Luanco también fue escenario de encarnizadas luchas. Durante la Guerra de la Independencia Española contra los franceses, sufrió considerables destrozos en sus edificios y en su puerto. Pero, como siempre ha sucedido en la historia, los pueblos se sobreponen a las tragedias y renacen de sus cenizas; en este caso, convirtiéndose en un centro de ocio de verano con la inauguración de una casa de baños y un balneario en la playa de La Ribera. Sin embargo, no fue hasta la década de los sesenta del siglo pasado cuando tomó más importancia el turismo con la gran cantidad de personas llegadas hasta aquí desde Madrid, León o el interior de Asturias. Se construyeron decenas de bloques de viviendas y, aun así, nunca perdió su esencia de pequeño pueblo pesquero con encanto. Sus dos playas: la playa de Luanco y la playa de la Ribera son, sin duda, un gran reclamo en época estival, donde poder relajarse mecido por la brisa y escuchando el rumor del mar Cantábrico.
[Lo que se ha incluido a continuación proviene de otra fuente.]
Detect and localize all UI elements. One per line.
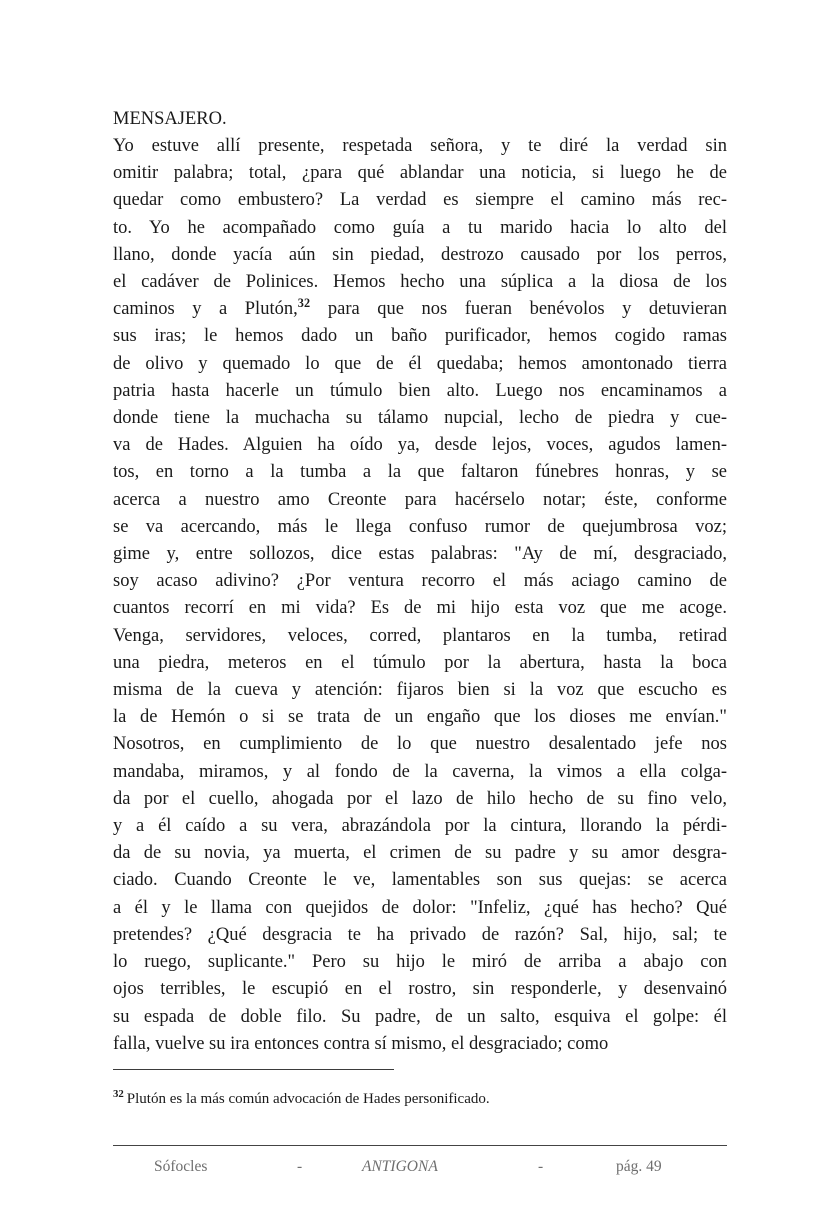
text-line: su espada de doble filo. Su padre, de un salto, esquiva el golpe: él <box>113 1006 727 1027</box>
footnote-separator-rule <box>113 1069 394 1070</box>
text-line: ciado. Cuando Creonte le ve, lamentables son sus quejas: se acerca <box>113 870 727 891</box>
text-line: misma de la cueva y atención: fijaros bien si la voz que escucho es <box>113 680 727 701</box>
text-line: sus iras; le hemos dado un baño purificador, hemos cogido ramas <box>113 326 727 347</box>
document-page <box>113 0 727 1214</box>
footnote-text: Plutón es la más común advocación de Hades personificado. <box>126 1091 490 1107</box>
footer-separator-rule <box>113 1145 727 1146</box>
text-line: la de Hemón o si se trata de un engaño que los dioses me envían." <box>113 707 727 728</box>
footnote-entry <box>113 1089 727 1109</box>
text-line: llano, donde yacía aún sin piedad, destrozo causado por los perros, <box>113 244 727 265</box>
text-line: to. Yo he acompañado como guía a tu marido hacia lo alto del <box>113 217 727 238</box>
text-line: se va acercando, más le llega confuso rumor de quejumbrosa voz; <box>113 516 727 537</box>
text-line: Yo estuve allí presente, respetada señora, y te diré la verdad sin <box>113 136 727 156</box>
footer-work-title: ANTIGONA <box>362 1158 438 1175</box>
footer-page-number: pág. 49 <box>616 1158 662 1175</box>
text-line: una piedra, meteros en el túmulo por la abertura, hasta la boca <box>113 652 727 673</box>
text-line: da de su novia, ya muerta, el crimen de su padre y su amor desgra- <box>113 843 727 864</box>
text-line: omitir palabra; total, ¿para qué ablandar una noticia, si luego he de <box>113 163 727 184</box>
text-line: el cadáver de Polinices. Hemos hecho una súplica a la diosa de los <box>113 272 727 293</box>
text-line: va de Hades. Alguien ha oído ya, desde lejos, voces, agudos lamen- <box>113 435 727 456</box>
text-line-part: caminos y a Plutón, <box>113 299 298 320</box>
footnote-number: 32 <box>113 1088 124 1100</box>
text-line: acerca a nuestro amo Creonte para hacérselo notar; éste, conforme <box>113 489 727 510</box>
text-line: pretendes? ¿Qué desgracia te ha privado de razón? Sal, hijo, sal; te <box>113 924 727 945</box>
text-line: lo ruego, suplicante." Pero su hijo le miró de arriba a abajo con <box>113 952 727 973</box>
text-line: Nosotros, en cumplimiento de lo que nuestro desalentado jefe nos <box>113 734 727 755</box>
text-line: a él y le llama con quejidos de dolor: "Infeliz, ¿qué has hecho? Qué <box>113 897 727 918</box>
text-line: mandaba, miramos, y al fondo de la caverna, la vimos a ella colga- <box>113 761 727 782</box>
text-line: y a él caído a su vera, abrazándola por la cintura, llorando la pérdi- <box>113 816 727 837</box>
text-line: Venga, servidores, veloces, corred, plantaros en la tumba, retirad <box>113 625 727 646</box>
text-line: ojos terribles, le escupió en el rostro, sin responderle, y desenvainó <box>113 979 727 1000</box>
text-line: tos, en torno a la tumba a la que faltaron fúnebres honras, y se <box>113 462 727 483</box>
text-line: donde tiene la muchacha su tálamo nupcial, lecho de piedra y cue- <box>113 408 727 429</box>
text-line: da por el cuello, ahogada por el lazo de hilo hecho de su fino velo, <box>113 788 727 809</box>
body-text <box>113 133 727 1058</box>
footer-separator-dash-1: - <box>297 1158 303 1175</box>
page-footer <box>113 1154 727 1180</box>
speaker-label: MENSAJERO. <box>113 109 227 129</box>
text-line-with-footnote-ref <box>113 296 727 323</box>
text-line: falla, vuelve su ira entonces contra sí mismo, el desgraciado; como <box>113 1033 609 1054</box>
text-line: soy acaso adivino? ¿Por ventura recorro el más aciago camino de <box>113 571 727 592</box>
footer-author: Sófocles <box>154 1158 208 1175</box>
text-line: cuantos recorrí en mi vida? Es de mi hijo esta voz que me acoge. <box>113 598 727 619</box>
text-line-part: para que nos fueran benévolos y detuvieran <box>310 299 728 320</box>
footer-separator-dash-2: - <box>538 1158 544 1175</box>
text-line: gime y, entre sollozos, dice estas palabras: "Ay de mí, desgraciado, <box>113 544 727 565</box>
footnote-reference-32[interactable]: 32 <box>297 296 311 311</box>
text-line: de olivo y quemado lo que de él quedaba; hemos amontonado tierra <box>113 353 727 374</box>
text-line: quedar como embustero? La verdad es siempre el camino más rec- <box>113 190 727 211</box>
text-line: patria hasta hacerle un túmulo bien alto. Luego nos encaminamos a <box>113 380 727 401</box>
Una de las mejores cosas que se puede hacer aquí es dar una vuelta por su puerto, donde observaréis el ir y venir de las lanchas pesqueras con sus capturas de percebes, nécoras y demás delicias del mar con las que surten a los restaurantes y pescaderías de la zona. Para los amantes de los museos, Luanco posee una joya: el Museo Marítimo de Asturias. Fundado hace más de ochenta años, como todos los museos ha pasado por diferentes etapas de grandes iniciativas, ampliaciones, decadencia y transformación. Cuando traspasas su puerta te encuentras con secciones tales como: biología marina, carpintería de ribera, pesca artesanal o historia de la navegación, entre otras.
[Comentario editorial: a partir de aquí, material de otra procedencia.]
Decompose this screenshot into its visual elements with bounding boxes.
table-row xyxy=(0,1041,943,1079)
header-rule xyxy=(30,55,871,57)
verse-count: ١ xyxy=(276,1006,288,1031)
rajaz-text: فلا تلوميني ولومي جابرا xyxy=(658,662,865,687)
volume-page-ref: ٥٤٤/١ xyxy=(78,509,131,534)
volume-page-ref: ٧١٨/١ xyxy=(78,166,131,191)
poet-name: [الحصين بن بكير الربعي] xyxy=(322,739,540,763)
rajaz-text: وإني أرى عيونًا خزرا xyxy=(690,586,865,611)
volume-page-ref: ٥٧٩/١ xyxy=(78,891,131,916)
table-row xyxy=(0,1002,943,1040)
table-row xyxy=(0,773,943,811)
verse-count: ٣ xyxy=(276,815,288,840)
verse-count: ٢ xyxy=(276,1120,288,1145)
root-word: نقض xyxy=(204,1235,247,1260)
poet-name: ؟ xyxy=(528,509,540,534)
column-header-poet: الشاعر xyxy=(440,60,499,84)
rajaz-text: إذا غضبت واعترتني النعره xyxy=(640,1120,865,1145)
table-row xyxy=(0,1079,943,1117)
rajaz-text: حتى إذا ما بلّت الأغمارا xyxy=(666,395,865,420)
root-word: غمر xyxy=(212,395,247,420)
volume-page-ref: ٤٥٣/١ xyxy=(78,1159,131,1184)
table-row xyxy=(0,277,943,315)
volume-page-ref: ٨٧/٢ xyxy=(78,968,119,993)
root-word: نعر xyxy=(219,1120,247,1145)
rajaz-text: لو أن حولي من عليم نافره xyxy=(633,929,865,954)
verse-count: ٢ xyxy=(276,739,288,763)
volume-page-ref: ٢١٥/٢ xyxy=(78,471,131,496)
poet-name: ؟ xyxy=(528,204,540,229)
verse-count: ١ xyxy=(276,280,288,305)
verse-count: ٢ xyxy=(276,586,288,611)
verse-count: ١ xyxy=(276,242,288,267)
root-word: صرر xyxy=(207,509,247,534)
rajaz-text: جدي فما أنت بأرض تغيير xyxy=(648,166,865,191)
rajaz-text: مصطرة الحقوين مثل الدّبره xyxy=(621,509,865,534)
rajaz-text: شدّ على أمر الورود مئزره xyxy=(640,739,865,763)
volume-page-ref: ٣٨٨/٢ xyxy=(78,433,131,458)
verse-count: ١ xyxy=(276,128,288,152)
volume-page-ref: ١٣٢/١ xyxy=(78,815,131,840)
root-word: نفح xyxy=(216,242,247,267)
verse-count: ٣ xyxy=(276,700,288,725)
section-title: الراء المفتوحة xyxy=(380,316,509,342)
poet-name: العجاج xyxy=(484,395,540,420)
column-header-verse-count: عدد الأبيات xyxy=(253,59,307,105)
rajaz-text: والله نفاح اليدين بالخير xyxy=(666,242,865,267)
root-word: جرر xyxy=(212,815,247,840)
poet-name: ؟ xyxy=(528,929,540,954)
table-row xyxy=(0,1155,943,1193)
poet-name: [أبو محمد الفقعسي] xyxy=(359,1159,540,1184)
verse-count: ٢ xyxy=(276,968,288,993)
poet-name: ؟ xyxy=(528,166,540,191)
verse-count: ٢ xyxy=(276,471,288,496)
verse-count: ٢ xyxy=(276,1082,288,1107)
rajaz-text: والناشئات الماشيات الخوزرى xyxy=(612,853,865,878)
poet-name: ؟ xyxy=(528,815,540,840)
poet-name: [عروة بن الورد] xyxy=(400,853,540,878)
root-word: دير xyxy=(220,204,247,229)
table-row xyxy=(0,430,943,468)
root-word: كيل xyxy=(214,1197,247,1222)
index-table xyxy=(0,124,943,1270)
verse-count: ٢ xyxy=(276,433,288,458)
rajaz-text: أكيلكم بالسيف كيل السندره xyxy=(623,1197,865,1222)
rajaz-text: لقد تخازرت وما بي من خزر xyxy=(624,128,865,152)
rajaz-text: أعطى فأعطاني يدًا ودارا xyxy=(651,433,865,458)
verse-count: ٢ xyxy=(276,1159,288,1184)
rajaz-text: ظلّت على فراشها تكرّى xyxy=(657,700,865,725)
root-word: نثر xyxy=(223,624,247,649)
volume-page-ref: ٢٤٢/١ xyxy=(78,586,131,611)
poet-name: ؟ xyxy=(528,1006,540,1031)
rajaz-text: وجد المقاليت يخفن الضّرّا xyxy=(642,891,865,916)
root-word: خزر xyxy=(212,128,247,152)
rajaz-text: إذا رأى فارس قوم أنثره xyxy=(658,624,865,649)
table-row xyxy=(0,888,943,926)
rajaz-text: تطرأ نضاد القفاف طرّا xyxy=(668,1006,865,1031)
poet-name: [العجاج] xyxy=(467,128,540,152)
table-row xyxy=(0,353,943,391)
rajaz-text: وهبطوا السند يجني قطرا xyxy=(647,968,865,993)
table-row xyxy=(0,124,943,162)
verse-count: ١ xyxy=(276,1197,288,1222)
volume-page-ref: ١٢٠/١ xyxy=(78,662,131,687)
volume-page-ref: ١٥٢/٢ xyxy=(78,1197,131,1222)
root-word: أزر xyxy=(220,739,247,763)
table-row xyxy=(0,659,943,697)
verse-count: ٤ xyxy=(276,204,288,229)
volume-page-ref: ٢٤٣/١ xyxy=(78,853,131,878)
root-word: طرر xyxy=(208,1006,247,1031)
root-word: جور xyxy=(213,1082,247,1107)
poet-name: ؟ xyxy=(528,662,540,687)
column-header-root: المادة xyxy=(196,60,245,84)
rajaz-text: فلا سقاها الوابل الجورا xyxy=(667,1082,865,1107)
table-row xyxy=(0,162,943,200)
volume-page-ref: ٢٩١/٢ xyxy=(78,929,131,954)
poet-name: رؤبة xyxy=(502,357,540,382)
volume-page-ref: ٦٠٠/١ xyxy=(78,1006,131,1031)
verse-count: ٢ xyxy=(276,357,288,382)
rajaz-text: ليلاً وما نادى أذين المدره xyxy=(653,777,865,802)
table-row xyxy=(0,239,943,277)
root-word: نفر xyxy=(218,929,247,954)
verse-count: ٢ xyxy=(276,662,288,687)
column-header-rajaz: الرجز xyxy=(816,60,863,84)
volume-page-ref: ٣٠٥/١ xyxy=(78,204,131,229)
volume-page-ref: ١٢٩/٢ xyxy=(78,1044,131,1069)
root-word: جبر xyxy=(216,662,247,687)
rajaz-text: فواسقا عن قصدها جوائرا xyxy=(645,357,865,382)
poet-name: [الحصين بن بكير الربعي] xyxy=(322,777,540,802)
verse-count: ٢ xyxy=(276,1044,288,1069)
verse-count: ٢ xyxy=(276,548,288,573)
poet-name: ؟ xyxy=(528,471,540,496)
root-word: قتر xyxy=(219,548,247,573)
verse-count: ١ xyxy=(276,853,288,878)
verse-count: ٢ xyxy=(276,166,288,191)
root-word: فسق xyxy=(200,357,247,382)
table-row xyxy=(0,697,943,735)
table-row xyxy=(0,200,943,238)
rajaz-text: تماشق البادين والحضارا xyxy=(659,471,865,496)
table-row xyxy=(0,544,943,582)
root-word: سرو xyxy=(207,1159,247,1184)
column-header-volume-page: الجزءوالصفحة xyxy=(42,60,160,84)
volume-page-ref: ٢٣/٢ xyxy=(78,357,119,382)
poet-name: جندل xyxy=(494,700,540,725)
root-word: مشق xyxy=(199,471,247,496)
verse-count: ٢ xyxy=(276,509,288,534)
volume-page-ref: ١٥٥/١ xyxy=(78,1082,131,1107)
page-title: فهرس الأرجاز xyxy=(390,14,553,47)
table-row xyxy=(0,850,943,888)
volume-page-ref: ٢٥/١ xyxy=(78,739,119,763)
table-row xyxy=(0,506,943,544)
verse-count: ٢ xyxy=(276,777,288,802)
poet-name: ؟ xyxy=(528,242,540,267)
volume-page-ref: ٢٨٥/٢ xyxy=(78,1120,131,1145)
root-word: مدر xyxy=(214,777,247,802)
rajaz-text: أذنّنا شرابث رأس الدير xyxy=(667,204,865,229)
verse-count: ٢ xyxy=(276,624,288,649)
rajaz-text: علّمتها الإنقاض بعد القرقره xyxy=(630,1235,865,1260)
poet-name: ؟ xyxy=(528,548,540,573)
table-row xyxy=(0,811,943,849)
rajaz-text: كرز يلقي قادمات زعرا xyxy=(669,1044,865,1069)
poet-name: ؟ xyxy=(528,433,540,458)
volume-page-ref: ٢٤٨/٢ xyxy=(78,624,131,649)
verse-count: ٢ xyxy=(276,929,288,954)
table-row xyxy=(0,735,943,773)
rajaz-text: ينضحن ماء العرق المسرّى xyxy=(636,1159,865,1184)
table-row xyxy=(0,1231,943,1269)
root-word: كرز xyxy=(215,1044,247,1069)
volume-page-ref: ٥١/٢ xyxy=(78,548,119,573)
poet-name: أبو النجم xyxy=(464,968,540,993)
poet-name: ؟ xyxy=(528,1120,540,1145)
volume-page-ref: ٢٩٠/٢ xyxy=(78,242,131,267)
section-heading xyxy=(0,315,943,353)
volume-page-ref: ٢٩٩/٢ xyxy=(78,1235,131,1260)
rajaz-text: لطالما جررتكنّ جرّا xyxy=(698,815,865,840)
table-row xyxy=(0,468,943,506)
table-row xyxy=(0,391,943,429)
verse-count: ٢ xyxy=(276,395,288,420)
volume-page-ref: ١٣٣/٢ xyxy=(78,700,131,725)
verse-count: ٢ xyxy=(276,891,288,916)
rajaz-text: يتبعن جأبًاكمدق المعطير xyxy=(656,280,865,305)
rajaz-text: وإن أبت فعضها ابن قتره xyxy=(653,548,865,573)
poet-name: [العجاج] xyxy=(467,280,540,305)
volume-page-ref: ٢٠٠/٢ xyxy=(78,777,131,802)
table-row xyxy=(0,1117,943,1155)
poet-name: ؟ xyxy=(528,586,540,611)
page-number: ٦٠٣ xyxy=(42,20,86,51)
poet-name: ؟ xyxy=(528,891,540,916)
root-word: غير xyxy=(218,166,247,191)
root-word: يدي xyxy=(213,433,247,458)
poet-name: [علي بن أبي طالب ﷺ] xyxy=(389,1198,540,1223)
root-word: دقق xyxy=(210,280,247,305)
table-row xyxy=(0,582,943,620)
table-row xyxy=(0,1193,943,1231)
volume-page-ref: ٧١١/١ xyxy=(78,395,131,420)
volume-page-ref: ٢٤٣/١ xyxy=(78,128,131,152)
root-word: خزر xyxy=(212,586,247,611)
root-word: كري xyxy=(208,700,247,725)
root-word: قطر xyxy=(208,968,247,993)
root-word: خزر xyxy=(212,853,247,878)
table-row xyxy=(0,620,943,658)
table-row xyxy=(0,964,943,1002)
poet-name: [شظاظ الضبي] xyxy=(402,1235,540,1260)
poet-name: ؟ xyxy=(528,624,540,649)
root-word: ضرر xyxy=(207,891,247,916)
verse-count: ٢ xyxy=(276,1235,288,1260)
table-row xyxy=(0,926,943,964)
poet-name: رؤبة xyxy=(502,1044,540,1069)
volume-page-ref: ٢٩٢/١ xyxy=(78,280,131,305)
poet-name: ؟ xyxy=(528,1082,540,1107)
Y, por supuesto, no podemos obviar los magníficos edificios distribuidos por el pueblo. La iglesia de Santa María, declarada Monumento Histórico Artístico; el Palacio de los Menéndez Pola construido entre los siglos XVII y XVIII por esta destacada familia de nobles; la Torre del Reloj realizada en el año 1705 con el objetivo de que hubiera un reloj cerca de la playa, sirvió también como cárcel y polvorín; la Casa Morí levantada en el año 1902 es una representación del Art Nouveau asturiano fue propiedad del empresario José María Morí que emigró a Cuba donde acumuló una gran fortuna. Y, cómo no, el instituto del Santísimo Cristo del Socorro del siglo XIX creado en un estilo ecléctico e historicista de planta rectangular y patio central que se sitúa en el centro de la villa marinera.
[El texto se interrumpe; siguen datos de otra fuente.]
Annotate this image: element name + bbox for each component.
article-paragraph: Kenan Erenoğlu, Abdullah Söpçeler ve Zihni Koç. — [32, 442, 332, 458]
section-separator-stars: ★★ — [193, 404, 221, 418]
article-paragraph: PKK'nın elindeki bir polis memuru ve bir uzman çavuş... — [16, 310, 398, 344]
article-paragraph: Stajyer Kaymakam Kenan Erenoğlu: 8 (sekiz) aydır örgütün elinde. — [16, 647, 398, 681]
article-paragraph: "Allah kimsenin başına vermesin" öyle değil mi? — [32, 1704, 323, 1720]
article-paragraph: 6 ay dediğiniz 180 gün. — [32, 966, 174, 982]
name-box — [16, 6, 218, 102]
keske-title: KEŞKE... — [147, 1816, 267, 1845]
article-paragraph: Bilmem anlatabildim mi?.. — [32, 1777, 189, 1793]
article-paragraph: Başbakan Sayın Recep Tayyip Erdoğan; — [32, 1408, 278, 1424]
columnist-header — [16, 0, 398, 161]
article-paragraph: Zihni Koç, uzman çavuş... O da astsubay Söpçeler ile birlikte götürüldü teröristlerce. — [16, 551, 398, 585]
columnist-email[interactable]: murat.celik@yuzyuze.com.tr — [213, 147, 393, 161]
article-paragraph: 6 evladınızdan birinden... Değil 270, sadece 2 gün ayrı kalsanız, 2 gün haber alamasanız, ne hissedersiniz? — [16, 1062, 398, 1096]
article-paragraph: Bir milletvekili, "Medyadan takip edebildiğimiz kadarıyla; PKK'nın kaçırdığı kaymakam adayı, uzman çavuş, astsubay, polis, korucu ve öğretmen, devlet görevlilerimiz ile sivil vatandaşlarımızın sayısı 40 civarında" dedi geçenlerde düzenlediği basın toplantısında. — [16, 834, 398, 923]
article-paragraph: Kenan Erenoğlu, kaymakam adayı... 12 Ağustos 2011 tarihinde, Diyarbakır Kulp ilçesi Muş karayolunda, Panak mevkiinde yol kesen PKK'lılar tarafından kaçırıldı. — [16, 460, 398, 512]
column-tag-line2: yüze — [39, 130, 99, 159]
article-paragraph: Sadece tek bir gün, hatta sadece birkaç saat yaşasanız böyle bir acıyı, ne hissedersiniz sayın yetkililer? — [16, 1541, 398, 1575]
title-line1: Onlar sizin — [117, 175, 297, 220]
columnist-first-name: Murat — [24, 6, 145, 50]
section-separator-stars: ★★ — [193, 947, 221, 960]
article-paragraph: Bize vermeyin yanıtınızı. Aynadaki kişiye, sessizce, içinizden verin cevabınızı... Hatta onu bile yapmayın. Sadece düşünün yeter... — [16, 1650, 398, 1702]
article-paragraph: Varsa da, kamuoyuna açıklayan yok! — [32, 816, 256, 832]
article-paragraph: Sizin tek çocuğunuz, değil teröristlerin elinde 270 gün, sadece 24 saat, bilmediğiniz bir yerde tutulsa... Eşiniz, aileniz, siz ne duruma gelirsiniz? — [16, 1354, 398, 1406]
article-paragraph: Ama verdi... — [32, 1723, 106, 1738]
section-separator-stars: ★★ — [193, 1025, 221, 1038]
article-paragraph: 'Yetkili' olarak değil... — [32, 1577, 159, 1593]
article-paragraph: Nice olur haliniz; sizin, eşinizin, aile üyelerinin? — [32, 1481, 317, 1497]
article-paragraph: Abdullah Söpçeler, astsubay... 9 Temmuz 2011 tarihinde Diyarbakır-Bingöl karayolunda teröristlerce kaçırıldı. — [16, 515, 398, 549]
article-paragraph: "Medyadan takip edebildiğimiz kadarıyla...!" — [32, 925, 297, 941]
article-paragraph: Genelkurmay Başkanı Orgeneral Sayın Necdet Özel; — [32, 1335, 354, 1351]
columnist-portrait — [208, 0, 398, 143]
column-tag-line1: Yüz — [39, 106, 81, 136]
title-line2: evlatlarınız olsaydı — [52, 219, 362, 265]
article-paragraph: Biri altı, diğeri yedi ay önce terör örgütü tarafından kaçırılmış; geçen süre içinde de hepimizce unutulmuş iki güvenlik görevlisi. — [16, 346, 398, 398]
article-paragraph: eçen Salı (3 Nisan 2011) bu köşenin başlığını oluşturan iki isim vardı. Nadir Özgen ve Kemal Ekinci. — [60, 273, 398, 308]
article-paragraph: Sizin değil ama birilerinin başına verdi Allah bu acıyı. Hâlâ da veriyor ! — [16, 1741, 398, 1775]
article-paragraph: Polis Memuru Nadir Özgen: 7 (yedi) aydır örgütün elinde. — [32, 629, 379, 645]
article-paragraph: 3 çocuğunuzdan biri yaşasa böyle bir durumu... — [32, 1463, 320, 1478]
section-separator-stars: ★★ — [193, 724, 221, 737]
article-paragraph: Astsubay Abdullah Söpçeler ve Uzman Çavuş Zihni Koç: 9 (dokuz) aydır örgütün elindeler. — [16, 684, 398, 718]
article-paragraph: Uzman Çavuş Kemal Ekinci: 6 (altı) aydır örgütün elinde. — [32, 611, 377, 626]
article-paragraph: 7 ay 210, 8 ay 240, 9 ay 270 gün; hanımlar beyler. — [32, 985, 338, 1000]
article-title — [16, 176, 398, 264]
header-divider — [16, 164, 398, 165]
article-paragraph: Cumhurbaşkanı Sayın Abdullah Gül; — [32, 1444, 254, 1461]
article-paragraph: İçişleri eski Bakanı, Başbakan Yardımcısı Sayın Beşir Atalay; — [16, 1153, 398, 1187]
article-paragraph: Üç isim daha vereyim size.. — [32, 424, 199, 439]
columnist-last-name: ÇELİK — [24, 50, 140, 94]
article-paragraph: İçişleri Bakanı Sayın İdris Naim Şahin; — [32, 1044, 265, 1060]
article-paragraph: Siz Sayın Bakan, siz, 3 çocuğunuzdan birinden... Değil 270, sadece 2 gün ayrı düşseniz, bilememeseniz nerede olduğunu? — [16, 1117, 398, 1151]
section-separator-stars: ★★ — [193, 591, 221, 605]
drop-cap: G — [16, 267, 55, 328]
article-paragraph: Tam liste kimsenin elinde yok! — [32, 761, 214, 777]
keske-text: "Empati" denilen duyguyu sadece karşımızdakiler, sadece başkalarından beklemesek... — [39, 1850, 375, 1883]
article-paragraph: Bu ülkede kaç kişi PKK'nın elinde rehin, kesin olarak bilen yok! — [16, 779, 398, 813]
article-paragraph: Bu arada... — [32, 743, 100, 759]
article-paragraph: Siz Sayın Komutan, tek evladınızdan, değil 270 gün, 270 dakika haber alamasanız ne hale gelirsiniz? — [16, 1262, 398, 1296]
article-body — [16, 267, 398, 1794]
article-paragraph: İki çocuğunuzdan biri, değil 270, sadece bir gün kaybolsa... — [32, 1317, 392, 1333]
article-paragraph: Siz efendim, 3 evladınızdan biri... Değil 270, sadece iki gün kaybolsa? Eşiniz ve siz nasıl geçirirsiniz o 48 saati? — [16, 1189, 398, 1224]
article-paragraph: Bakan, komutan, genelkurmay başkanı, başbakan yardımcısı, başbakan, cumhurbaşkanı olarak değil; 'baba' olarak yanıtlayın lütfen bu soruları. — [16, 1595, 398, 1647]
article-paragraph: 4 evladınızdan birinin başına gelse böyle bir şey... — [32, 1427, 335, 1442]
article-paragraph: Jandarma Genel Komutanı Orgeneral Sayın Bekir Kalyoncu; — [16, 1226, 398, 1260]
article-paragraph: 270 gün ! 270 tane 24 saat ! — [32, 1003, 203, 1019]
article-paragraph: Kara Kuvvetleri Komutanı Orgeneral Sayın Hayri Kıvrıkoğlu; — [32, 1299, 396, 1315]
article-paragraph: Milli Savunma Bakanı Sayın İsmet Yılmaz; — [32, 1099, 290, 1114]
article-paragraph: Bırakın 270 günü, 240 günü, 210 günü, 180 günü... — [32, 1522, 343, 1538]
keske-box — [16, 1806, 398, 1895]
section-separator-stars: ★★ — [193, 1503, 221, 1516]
En cuanto a la gastronomía, es otro de los factores fundamentales para elegir Asturias como destino vacacional. De sobra es conocida la buena fama de sus platos, de sus sabrosos pescados y mariscos o sus célebres fabes; así como las marañuelas, el postre luanquino por excelencia con forma de nudo marinero y todo ello regado por unos cuantos “culines” fresquitos de sidra. Eso sí, las cantidades que te sirven son muy grandes y hay que tenerlo en cuenta a la hora de pedir la comanda. Es tal la importancia del arte culinario que, a principios del mes de julio, tienen lugar las Jornadas Gastronómicas del Bonito, en las que Luanco tiene una participación fundamental con su gran variedad de recetas elaboradas con este manjar.

Pero no todo es comer y beber. Luanco puede presumir de preocuparse por la cultura con las variadas actividades que se organizan; así como también es referente del deporte, no en vano son famosas sus regatas y competiciones de vela. Pero, si por algo es conocido Luanco en cuanto a deporte se refiere, es por sus torneos de tenis playa que comenzaron en 1971 y que, según cuentan, es el único lugar del mundo donde se juegan partidos de tenis en la arena con la marea baja. Fueron muchos años disputándose torneos con algún parón en la década de los ochenta y durante la pandemia. Uno de sus tenistas emblemáticos, vecino del pueblo y que llegó a ser profesional, es Juan Avendaño.

Y, si ya os habéis animado a visitar Luanco, os recomiendo hacer noche en alguno de sus hoteles y descubrir bellos paisajes a su alrededor, además de bonitos rincones como: Candás, Tazones, el Cabo Peñas o Lastres. En cuanto a sus fiestas, las más importantes son el 5 de febrero en homenaje al Santísimo Cristo del Socorro; el 16 de julio, las fiestas de El Carmen y el Carnaval del Verano que tiene lugar el 14 de agosto.

Estos datos solo son una pincelada de lo que encontraréis en este maravilloso pueblo marinero.